Kanlı Felaket

187 31 0
                                    

Liu San, Wang Lin'i dikkatle inceledikten sonra, aniden, ''Sınava girmek için acele eden bir öğrenci misin?'' diye sordu.

Wang Lin'in ifadesi sakindi. Kafasını olumsuz anlamda sallayıp yanıtladı, ''Burada sınav için bulunmuyorum. Bir zanaatta biraz yetenekliyim ve şekilde yaşamak istiyorum.''

Liu San biraz rahatlamıştı. Aslında sorusunun altında derin bir anlam yatıyordu. Eyalet sınavının başlama zamanı neredeyse gelmişti, bu yüzden bir sürü yerli köy sınava girmek için şehre öğrenciler gönderiyordu. Ne var ki, bütün bu öğrenciler içinde yazı malzemeleri olan bir kutu taşımalıydı, ancak Wang Lin hiçbir şey taşımıyordu. Eğer burada sınav için bulunan bir öğrenci olduğunu itiraf etseydi, dikkat edilmesi gereken birisi olurdu.

Ancak Liu San bunu çok ciddiye almadı. Kahkaha attı ve keyifle konuşmaya başladı, ''Şu tesadüfe bak, biz de Tian Shui şehrine doğru gidiyorduk. Dostum, bizimle seyahat etmeye ne dersin?''

Wang Lin yüzünü minnettar bir ifade kapladı, ''Teşekkür ederim eskort lideri!''

Siyah tenli adam genç adama bakıp kahkaha attı. ''Ufaklık, at sürebilir misin?''

Wang Lin çarpıkça gülümseyip kafasını iki yana salladı.

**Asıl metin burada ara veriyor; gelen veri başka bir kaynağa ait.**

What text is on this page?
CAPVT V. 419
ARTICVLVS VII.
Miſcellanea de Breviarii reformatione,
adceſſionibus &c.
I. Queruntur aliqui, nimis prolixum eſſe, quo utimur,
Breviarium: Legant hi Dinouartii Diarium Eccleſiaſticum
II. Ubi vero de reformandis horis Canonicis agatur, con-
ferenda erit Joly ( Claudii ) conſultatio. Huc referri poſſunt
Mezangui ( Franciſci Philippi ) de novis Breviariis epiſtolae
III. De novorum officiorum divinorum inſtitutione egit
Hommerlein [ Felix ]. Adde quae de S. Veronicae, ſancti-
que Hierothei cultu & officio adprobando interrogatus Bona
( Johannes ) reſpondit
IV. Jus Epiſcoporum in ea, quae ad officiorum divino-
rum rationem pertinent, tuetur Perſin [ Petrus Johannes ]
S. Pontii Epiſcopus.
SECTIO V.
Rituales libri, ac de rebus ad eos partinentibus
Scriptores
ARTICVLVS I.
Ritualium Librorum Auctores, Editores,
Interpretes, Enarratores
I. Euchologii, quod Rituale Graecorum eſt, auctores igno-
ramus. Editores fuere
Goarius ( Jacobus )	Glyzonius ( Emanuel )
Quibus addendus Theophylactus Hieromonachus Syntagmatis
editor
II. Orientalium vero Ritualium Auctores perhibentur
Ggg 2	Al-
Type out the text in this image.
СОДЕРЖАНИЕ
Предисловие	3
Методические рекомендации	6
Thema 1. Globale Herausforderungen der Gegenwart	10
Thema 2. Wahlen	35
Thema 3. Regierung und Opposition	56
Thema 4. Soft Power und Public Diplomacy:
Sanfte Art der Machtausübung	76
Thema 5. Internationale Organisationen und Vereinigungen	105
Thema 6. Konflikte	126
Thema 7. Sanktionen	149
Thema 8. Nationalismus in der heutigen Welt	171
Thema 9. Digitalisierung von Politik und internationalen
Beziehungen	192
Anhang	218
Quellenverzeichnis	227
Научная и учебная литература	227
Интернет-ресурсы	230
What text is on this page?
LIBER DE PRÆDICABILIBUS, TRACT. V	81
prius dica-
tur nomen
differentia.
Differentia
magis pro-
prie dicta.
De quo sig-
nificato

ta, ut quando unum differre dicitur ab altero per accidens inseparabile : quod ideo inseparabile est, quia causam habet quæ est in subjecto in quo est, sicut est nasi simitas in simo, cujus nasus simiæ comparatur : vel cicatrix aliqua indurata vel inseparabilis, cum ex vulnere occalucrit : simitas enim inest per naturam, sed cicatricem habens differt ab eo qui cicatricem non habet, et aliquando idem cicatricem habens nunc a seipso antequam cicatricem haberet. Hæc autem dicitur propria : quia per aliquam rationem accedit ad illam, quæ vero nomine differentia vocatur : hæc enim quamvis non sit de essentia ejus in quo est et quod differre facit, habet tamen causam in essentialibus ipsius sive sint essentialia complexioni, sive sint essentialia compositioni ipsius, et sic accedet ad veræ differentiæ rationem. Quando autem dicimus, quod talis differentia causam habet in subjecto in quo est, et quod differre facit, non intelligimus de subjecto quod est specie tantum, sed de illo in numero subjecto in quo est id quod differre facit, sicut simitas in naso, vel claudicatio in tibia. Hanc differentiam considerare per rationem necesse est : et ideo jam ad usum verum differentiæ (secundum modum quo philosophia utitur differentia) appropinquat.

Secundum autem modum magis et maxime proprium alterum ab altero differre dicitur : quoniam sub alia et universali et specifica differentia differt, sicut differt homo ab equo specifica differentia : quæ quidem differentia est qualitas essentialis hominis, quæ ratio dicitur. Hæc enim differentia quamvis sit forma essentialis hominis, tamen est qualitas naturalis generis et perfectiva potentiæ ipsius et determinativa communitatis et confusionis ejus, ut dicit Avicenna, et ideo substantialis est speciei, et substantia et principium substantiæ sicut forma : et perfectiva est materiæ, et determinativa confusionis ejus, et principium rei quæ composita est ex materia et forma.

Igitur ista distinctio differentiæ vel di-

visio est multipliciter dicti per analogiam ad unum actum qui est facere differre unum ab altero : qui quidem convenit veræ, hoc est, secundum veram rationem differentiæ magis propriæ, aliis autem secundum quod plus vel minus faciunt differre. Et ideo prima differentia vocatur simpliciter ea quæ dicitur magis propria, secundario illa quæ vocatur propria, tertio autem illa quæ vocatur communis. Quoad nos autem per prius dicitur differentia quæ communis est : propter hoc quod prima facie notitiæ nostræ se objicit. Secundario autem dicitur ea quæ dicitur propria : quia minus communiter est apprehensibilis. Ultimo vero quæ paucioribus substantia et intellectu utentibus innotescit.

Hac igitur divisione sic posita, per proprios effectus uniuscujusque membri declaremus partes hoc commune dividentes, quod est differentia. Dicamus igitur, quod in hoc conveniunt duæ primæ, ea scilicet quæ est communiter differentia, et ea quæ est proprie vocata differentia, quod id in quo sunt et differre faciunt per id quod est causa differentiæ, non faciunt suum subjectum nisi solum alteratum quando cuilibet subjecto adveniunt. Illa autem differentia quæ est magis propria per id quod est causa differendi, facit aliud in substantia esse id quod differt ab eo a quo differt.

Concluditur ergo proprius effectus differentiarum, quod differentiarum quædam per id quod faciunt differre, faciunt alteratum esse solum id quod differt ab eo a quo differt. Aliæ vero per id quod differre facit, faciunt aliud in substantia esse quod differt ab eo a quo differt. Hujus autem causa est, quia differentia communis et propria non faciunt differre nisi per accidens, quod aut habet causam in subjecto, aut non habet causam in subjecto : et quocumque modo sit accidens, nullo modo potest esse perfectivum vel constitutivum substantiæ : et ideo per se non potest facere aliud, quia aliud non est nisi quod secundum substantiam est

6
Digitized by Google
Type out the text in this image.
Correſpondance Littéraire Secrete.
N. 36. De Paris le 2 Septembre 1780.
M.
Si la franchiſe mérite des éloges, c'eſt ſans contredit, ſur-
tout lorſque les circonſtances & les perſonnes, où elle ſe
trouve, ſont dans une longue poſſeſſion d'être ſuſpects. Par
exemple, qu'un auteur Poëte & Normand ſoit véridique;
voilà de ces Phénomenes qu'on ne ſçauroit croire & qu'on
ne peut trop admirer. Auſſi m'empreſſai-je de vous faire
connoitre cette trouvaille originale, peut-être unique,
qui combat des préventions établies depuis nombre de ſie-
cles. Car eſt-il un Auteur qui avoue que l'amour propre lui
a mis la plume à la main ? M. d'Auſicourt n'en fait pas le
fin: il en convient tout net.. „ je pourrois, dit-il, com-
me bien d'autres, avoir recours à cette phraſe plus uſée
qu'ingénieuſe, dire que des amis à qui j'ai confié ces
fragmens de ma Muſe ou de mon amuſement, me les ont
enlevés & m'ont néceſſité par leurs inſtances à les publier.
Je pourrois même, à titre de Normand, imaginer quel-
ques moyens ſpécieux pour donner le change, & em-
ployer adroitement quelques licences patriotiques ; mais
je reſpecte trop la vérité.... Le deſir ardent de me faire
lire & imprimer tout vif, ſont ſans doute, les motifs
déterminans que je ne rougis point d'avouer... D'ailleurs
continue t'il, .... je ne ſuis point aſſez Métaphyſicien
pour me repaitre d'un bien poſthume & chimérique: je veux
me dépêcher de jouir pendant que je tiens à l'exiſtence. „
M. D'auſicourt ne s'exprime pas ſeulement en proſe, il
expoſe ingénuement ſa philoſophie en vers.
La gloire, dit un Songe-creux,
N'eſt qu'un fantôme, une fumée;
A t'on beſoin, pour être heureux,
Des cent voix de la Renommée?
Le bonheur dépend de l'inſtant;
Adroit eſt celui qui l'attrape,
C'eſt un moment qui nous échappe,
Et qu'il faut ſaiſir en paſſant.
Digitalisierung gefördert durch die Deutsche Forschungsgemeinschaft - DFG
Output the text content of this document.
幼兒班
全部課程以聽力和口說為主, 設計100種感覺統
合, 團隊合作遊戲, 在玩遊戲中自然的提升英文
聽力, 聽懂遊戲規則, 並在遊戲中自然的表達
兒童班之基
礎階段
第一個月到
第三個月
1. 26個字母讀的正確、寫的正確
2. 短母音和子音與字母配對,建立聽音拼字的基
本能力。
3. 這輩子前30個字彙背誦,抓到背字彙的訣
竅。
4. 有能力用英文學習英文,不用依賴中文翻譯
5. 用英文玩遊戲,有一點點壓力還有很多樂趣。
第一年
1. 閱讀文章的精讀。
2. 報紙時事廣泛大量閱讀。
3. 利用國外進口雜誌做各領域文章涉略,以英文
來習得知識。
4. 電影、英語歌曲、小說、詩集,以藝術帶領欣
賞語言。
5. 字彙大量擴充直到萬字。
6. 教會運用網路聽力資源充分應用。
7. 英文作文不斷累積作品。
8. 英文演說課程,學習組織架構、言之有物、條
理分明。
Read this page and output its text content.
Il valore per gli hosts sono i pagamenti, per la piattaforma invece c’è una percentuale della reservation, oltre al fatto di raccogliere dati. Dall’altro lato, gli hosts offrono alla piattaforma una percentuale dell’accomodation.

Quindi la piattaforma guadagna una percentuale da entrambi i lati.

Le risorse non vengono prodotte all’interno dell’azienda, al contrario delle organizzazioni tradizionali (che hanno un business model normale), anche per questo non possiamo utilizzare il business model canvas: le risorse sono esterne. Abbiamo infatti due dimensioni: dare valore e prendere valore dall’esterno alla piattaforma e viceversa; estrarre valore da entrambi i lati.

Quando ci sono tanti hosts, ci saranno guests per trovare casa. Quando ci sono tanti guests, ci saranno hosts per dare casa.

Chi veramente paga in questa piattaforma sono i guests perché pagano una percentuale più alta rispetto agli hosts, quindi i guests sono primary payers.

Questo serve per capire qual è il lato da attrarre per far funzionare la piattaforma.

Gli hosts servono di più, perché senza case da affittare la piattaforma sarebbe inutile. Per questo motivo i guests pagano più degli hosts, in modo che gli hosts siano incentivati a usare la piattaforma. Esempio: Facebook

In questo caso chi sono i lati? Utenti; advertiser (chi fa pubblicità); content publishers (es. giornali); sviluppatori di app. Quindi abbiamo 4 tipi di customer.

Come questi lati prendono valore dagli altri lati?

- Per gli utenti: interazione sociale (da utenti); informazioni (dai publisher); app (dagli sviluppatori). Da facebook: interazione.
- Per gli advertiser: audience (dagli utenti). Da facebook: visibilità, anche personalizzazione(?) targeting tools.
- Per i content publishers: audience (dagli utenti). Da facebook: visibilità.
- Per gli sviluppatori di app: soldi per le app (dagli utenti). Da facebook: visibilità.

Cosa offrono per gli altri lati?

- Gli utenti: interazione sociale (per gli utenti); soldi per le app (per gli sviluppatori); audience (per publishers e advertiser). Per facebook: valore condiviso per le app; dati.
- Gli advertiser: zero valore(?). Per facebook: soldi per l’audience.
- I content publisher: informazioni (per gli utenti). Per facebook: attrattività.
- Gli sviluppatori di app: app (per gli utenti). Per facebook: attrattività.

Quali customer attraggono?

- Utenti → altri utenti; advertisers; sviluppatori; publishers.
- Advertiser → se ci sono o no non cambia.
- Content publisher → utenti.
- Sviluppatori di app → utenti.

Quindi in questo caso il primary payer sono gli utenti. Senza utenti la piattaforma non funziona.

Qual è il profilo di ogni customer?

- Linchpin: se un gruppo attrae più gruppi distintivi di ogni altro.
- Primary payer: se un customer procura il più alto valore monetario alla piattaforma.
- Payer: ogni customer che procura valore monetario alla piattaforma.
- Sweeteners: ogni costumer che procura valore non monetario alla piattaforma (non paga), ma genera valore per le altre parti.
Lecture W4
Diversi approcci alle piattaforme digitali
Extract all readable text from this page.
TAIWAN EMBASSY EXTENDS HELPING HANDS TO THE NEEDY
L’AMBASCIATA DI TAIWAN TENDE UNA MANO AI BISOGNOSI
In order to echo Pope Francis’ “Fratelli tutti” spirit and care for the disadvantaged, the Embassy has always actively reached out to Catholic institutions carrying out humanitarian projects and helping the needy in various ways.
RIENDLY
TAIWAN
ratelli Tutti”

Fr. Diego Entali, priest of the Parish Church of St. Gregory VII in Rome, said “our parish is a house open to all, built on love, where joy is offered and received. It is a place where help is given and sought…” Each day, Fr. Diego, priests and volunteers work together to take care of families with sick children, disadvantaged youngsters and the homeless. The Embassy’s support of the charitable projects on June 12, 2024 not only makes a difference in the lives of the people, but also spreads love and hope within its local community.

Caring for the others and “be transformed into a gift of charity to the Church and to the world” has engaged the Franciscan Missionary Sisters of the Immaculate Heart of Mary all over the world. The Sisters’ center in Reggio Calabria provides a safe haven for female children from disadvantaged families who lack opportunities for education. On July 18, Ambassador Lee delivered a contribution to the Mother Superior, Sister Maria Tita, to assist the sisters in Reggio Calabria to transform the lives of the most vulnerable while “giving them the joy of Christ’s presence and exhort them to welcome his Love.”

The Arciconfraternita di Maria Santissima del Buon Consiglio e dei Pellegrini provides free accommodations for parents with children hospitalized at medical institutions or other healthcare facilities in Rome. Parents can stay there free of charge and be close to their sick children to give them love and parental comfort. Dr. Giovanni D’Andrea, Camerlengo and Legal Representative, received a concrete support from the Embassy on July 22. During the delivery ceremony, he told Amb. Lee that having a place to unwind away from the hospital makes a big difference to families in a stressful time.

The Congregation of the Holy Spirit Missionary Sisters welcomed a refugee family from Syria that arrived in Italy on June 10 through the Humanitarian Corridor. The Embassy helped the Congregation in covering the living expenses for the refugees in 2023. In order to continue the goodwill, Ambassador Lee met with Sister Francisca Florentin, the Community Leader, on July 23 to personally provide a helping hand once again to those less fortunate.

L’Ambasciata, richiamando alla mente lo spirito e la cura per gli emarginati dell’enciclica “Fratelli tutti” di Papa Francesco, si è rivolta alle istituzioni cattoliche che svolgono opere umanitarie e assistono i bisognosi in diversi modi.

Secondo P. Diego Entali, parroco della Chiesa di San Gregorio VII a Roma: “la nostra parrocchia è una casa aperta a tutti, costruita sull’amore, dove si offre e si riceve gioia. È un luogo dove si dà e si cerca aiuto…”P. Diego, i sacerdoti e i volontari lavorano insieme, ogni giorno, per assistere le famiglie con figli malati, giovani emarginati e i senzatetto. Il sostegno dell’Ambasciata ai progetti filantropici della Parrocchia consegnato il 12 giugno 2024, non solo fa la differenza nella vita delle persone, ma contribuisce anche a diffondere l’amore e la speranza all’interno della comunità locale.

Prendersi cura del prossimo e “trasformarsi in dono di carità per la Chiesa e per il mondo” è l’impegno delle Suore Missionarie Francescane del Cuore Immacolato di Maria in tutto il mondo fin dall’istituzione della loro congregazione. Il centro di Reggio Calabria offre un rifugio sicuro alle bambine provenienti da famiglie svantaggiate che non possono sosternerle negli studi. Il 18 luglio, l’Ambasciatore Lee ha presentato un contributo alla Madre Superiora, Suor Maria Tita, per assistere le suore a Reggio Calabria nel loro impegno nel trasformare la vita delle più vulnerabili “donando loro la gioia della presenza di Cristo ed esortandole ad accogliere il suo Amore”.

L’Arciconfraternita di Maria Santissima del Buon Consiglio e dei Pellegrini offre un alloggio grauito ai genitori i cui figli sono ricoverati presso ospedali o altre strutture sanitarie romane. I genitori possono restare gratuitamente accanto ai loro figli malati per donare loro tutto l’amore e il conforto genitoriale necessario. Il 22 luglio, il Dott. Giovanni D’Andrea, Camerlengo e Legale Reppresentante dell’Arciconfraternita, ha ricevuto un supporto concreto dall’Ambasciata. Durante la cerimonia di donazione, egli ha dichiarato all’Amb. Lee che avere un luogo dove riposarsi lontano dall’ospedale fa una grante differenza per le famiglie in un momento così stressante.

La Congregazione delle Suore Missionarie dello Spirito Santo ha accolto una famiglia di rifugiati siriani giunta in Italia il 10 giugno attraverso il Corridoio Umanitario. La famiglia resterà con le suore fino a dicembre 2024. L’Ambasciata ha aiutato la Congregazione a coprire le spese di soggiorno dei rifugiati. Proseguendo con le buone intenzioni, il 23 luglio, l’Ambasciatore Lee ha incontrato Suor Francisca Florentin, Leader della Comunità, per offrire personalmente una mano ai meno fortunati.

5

Liu San arkasındaki arabayı işaret ettikten sonra söylendi, ''Ne diye bana teşekkür ediyorsun? Herkes seyahat ederken zor zamanlar geçirebilir. Genç adam, şehre ulaşmamız için geriye dört gün kaldı.''

Wang Lin ellerini birleştirdi, ardından, hiçbir şey demeden arabaya bindi. Arkasına baktı ve düzinelerce benzer aracı fark etti. Genç adam hepsini ilahi hissiyle taradığında boş olduklarını fark etti. Bununla daha fazla uğraşmaktan vazgeçip bağdaş kurarak oturdu.

Yang Sen atını toplayıp Wang Lin'in yanına geldi, ''Dostum, seyahat için bagaj taşımadan nasıl buralara kadar geldin?''

Wang Lin iç çekti ve kafasını iki yana salladı. ''Yolda hırsızlarla karşılaştım.''

Yang Sen şaşırmıştı. Bir süre Wang Lin'i inceledikten sonra konuşmaya koyuldu, ''Hayatını korumak daha önemlidir dostum, önemseme. Son zamanlarda burası pek de güvenli değil.''

İkili konuşurken, genç adamın ifadesi aniden değişmişti. Kafasını kaldırıp önündeki ormana doğru baktı. İlahi duygusunu daha geniş alana yaydı ve orada saklanıp karavana bakan ikiliyi fark etti.

Karavan geçtikten sonra bile, bu ikili hala bir şey yapmadan duruyordu, bu yüzden Wang Lin bir şey söylemedi ve ikiliyi görmezden geldi.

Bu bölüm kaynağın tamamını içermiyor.